Luc Van den Brande s'est opposé aux recommandations répétées du Conseil de l’Europe invitant la Belgique à reconnaître ses minorités et à ratifier la convention-cadre censée les protéger. Luc Van den Brande se justifie en évoquant "la complexité institionnelle du pays" et la "subtilité" de nos lois qui échapperaient à l’intelligence des autres Européens. Il a également fait adopter un plan flamand pour la périphérie bruxelloise par lequel le Gouvernement flamand a énoncé une série de mesures visant à éradiquer la langue et la culture française. Enfin, il ne reconnaît pas Bruxelles comme une Région à part entière. Il se prononce ouvertement pour la "co-gestion" de la région bruxelloise par un Etat-fédéré unilingue flamand aux frontières devenues intangibles par la scission de l'arrondissement électoral de Bruxelles-Hal-Vilvorde, BHV.
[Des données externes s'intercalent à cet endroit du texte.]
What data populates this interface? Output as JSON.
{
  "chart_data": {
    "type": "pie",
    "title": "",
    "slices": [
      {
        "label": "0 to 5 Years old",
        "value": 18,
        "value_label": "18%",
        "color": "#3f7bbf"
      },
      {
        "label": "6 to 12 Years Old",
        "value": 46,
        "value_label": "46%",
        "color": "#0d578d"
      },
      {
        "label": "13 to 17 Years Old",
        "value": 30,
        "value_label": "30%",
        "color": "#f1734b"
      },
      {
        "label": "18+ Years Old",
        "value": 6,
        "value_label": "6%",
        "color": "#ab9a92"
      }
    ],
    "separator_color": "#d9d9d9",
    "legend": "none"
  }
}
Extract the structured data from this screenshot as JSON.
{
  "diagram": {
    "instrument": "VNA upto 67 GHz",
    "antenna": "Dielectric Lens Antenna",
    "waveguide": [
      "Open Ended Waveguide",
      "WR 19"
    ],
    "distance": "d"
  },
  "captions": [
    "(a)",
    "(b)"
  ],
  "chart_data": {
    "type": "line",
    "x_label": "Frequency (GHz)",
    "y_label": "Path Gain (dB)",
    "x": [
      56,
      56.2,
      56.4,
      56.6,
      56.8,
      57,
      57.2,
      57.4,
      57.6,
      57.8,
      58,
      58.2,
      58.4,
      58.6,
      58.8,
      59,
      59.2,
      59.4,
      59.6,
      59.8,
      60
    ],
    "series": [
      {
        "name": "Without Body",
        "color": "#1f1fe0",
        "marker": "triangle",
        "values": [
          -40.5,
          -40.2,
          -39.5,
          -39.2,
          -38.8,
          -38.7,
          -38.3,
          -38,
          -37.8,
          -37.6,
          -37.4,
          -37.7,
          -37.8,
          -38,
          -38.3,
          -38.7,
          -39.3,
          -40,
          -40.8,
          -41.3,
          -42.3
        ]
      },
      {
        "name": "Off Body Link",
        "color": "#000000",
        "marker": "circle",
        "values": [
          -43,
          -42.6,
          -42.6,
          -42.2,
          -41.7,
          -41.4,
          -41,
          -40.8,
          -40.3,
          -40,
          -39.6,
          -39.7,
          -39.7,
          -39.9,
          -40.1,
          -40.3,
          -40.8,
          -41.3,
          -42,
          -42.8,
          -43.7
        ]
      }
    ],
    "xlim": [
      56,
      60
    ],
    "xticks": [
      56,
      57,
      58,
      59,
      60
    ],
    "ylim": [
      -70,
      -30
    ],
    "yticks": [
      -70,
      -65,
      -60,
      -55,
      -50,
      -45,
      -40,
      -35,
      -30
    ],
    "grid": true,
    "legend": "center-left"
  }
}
Six parlementaires ou ex-parlementaires - André Flahaut (PS), Daniel Ducarme (MR), Georges Clerfayt (FDF), Philippe Monfils (MR), François Roelants du Vivier (MR) et Francis Delpérée (CDH) - ont écrit aux 47 ambassadeurs permanents auprès du Conseil de l'Europe pour leur transmettre ce "vrai CV" de Luc Van den Brande (La Libre Belgique: "six ex-parlementaires contre Luc Van den Brande). Le FDF ajoute à cela que 87% des bourgmestres de Hal-Vilvorde qui ont annoncé le boycottage du scrutin européen du 7 juin appartiennent au même parti que Luc Van den Brande (BHV: 21 communes flamandes refusent d'orgniser les élections européennes. C'est exact. Mais le FDF "oublie" de dire que c'est le Ministre Keulen (Open VLD) qui refuse de nommer des bourgmestres francophones démocratiquement élus au motif qu'ils ont envoyé des convocations électorales dans la langue des électeurs.
Luc Van den Brande se défend en déclarant "Ma candidature a été présentée par le gouvernement et soutenue par tous les partis, y inclus les partis francophones." L'honnêteté intellectuelle me recommande de confirmer qu'il s'agit de la stricte vérité. Le MR-FDF est présent au gouvernement fédéral - Bernard Clerfayt est secrétaire d'Etat - ainsi que le PS et le CDH - et ils ont tous soutenu sans réserves la candidature de Luc Van den Brande au poste de secrétaire générale du Conseil de l'Europe. Le fait que le retraité Georges Clerfayt (FDF) se soit exprimé à titre personnel contre cette candidature n'infirme en rien la position officielle du FDF. Quand à Ecolo, dans l'opposition, Isabelle Durant a répondu - après un long plaidoyer pour sauver les abeilles - que "C'est un peu dommage". Sans plus (Liens: Le Grand Barnum; RTBF: "Matin Première").
Cette attitude flamande vous interpelle? L'auteur vous invite à mener une Réflexion identitaire.
2 commentaires:



C'est tout de même incroyable de la part du CDH, PS, MR et FDF d'avoir ainsi donné leur accord ... sans même analyser !
Anonyme dit
LVDB n'est pas mon copain, mais le fait qu'il a eté nommé unanimement, démontre 2 choses:
- que le communautaire est seulement important pour nos politiques, quand il y rien d' autre a faire
- en Belgique tout ce peux regler.
Et c' est exactement ce que j'en pense aussi.